Comparison of Conversational Corpus and News Corpus on Gender Bias in Indonesian-English Transformer Model Translation
Comparison of Conversational Corpus and News Corpus on Gender Bias in Indonesian-English Transformer Model Translation
Blog Article
Gender bias in machine translation is a significant issue that affects text translation and gender perception, often leading to misunderstandings, such as the tendency to default to using male pronouns.For example, the word "dia" in Indonesian is often translated as "he" rather than "she," even when the context suggests otherwise, as seen in the case of President Megawati.Reducing this bias requires ongoing research, particularly in understanding how different corpora affect translation accuracy.
Studies have shown that formal news corpora, which have less gender bias, produce different results compared to conversational corpora that are more altitude sunscreen informal and exhibit gender bias.This research uses a training dataset of the Indonesian-English conversational parallel corpus from Open Subtitles, which contains many gendered pronouns.Additionally, a news corpus from Tanzil, with fewer gendered words, was also used.

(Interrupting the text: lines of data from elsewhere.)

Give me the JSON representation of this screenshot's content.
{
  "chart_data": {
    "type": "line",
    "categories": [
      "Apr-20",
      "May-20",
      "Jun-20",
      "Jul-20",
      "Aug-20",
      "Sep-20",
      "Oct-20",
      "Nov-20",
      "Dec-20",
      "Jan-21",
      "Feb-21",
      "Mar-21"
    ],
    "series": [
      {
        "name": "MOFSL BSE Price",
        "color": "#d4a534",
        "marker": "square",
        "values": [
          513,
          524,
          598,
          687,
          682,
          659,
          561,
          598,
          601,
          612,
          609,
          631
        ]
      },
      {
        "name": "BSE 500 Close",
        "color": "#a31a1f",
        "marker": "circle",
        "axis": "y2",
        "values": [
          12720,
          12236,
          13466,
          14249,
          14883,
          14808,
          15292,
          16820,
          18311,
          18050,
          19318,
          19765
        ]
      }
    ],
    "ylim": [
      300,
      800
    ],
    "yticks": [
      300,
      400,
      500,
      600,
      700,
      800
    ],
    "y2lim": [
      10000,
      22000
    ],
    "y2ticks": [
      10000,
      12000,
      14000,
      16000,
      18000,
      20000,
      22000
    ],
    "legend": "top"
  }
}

These corpora were sourced from Opus, widely used by previous researchers.For the testing dataset, biographies of female presidents were used, which are often translated as masculine by popular machine translation systems by default.Each corpus was trained using a Transformer model, resulting in a translation model.
Each sentence from the generated translations was then detected for gender, and chicago cubs earrings compared with the gender of sentences from the test data to evaluate accuracy.The results showed that the accuracy of gender translation from the conversational corpus was 84%, while the news corpus achieved an accuracy of 8%.